Yol tam bir saat sürdü. Bir ara askeri gemilerin olduğu bir yerden ve sonra da gaz kokusu gelen, muhtemelen lpg tankı falan olan bir yerden geçip adaya ulaştık. Bu arada yol boyunca sürekli yanımızdan kelebekler uçtu. Nereden çıkıp geldiler anlamadık. Denizin ortasında bir anda yanınızdan uçmaya başlıyorlar. Uzun bir süre yanınızda geliyorlar, sonra yavaş yavaş denize yaklaşmaya başlayıp sonunda da yorulup suya düşüyorlar:( Sonra yenisi çıkıyor. Buraların yunusu da bu kelebekler herhalde:)

Elephant Island’a varınca önce biraz yürüyüp bir kapıya geldik. Rs5’e adaya giriş biletini aldık ve karşımıza çıkan 500 metrelik merdivenlerden tırmanmaya başladık. Bir yandan da adamlara gülüyoruz. Sen turistlere bu kadar yol getir. Motora Rs120 al. Burada artık gelmişler bir kere, ne istesen verecekler, ondan sonra esas giriş biletini Rs5’e(150 kuruş ediyor) sat diye:) Tabii merdivenlerin sonunda durum anlaşıldı:) Meğer bu bizim ilk verdiğimiz Rs5 sadece, bu tırman tırman bitmeyen dik merdivenler ve yol boyunca dizilmiş hediyelik eşya standları içinmiş:) Esas kapı yukarıda, Elephant Caves’in yani mağaraların girişindeymiş. Bilet de Rs250+içeri kamera da sokacaksanız Rs25:)

Aldık ikinci bileti de içeri girdik. Elephant Island adanın adı ama burada asıl görülecek yer bu yukarıdaki Elephant Caves. Bunlar MS 450-750 yıllar arasında yapıldığı sanılan içlerinde taşlardan oyularak yapılmış çeşitli büyük heykeller olan mağaralar. Hemen girişte karşımıza çıkan mağara en büyüğüydü. İçinde kocaman Shiva heykelleri vardı ve ilginç bir yerdi. Ama sanırım bazı kısımlarını yeniden yapmışlar. Oradaki görevliye sorduk, o da iki sütun dışında her şey eski dedi, ama bazı yerlerdeki taşların içinde demirler vardı.

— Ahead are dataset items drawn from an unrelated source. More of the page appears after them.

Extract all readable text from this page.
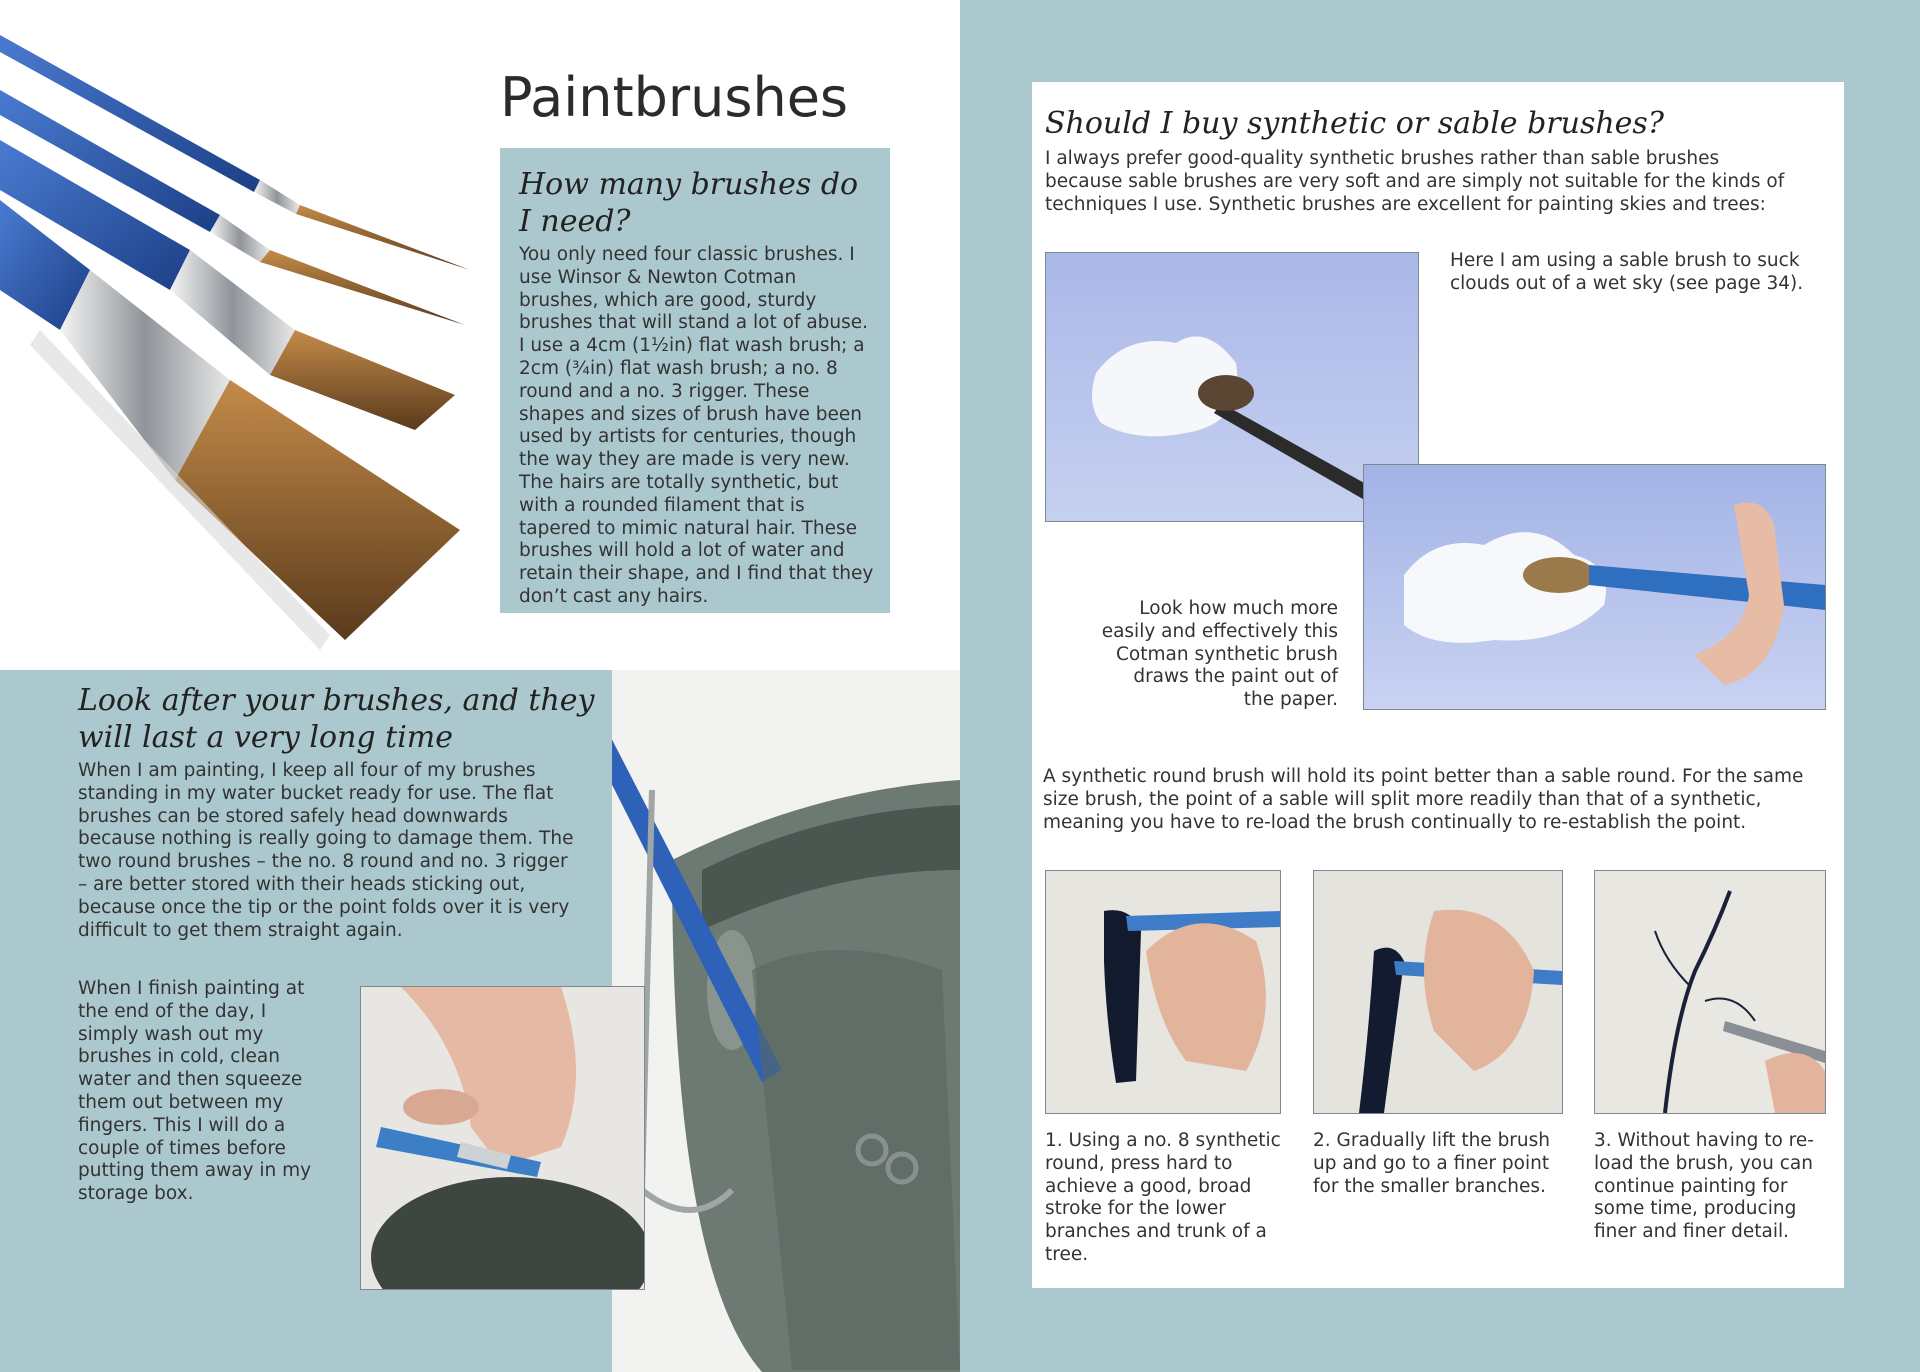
Paintbrushes
How many brushes do I need?
You only need four classic brushes. I use Winsor & Newton Cotman brushes, which are good, sturdy brushes that will stand a lot of abuse. I use a 4cm (1½in) flat wash brush; a 2cm (¾in) flat wash brush; a no. 8 round and a no. 3 rigger. These shapes and sizes of brush have been used by artists for centuries, though the way they are made is very new. The hairs are totally synthetic, but with a rounded filament that is tapered to mimic natural hair. These brushes will hold a lot of water and retain their shape, and I find that they don’t cast any hairs.
Look after your brushes, and they will last a very long time
When I am painting, I keep all four of my brushes standing in my water bucket ready for use. The flat brushes can be stored safely head downwards because nothing is really going to damage them. The two round brushes – the no. 8 round and no. 3 rigger – are better stored with their heads sticking out, because once the tip or the point folds over it is very difficult to get them straight again.
When I finish painting at the end of the day, I simply wash out my brushes in cold, clean water and then squeeze them out between my fingers. This I will do a couple of times before putting them away in my storage box.
Should I buy synthetic or sable brushes?
I always prefer good-quality synthetic brushes rather than sable brushes because sable brushes are very soft and are simply not suitable for the kinds of techniques I use. Synthetic brushes are excellent for painting skies and trees:
Here I am using a sable brush to suck clouds out of a wet sky (see page 34).
Look how much more easily and effectively this Cotman synthetic brush draws the paint out of the paper.
A synthetic round brush will hold its point better than a sable round. For the same size brush, the point of a sable will split more readily than that of a synthetic, meaning you have to re-load the brush continually to re-establish the point.
1. Using a no. 8 synthetic round, press hard to achieve a good, broad stroke for the lower branches and trunk of a tree.
2. Gradually lift the brush up and go to a finer point for the smaller branches.
3. Without having to re-load the brush, you can continue painting for some time, producing finer and finer detail.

Neyse mağaraları dolaştık, çıktık dışarı, biraz oturup bir şeyler içtik ve sonra yine geldiğimiz gibi merdivenlerden aşağı indik. Bu arada ben de kendime bir Ganeshli tshirt aldım. Çünkü artık yarın gidiyoruz buradan, hala şöyle Hindistan’ı hatırlatacak değişik, küçük bir şey bulup alamadık. Bir buzdolabı süsü bile yapmamışlar:) Ganeshli tshirt iyi oldu ama. Ganesh bir Hindu tanrısı. Fil şeklinde ve şans, mutluluk, akıl gibi iyi şeylerin hepsinin altından kendisi çıkıyor:) Ayrıca da çok sevimli:) Aslında benim bu tshirtü aldığım yerde bir sürü komik tshirt de vardı. Ben bu filliyi aldım ama mesela bir tanesinde Hindistan’da nasıl 24 saat içinde deveye dönüşülür yazıyordu. Altında da 24 karede, yani Hindsitan’da geçirdiğiniz ilk 24 saatte şaşıra şaşıra nasıl şeklinizin değiştiği ve en sonunda bir deveye dönüştüğünüz gösteriliyor. Sonra bir de “omlette” vardı. Om ayrı yazılmış, Lette ayrı. Altında da ruhun gıdası yazıyor:) Bir de deli gibi giden rickshawlarla, kalabalıkla ilgili espriler olan tshirler vardı. Güzel bir dükkandı yani:)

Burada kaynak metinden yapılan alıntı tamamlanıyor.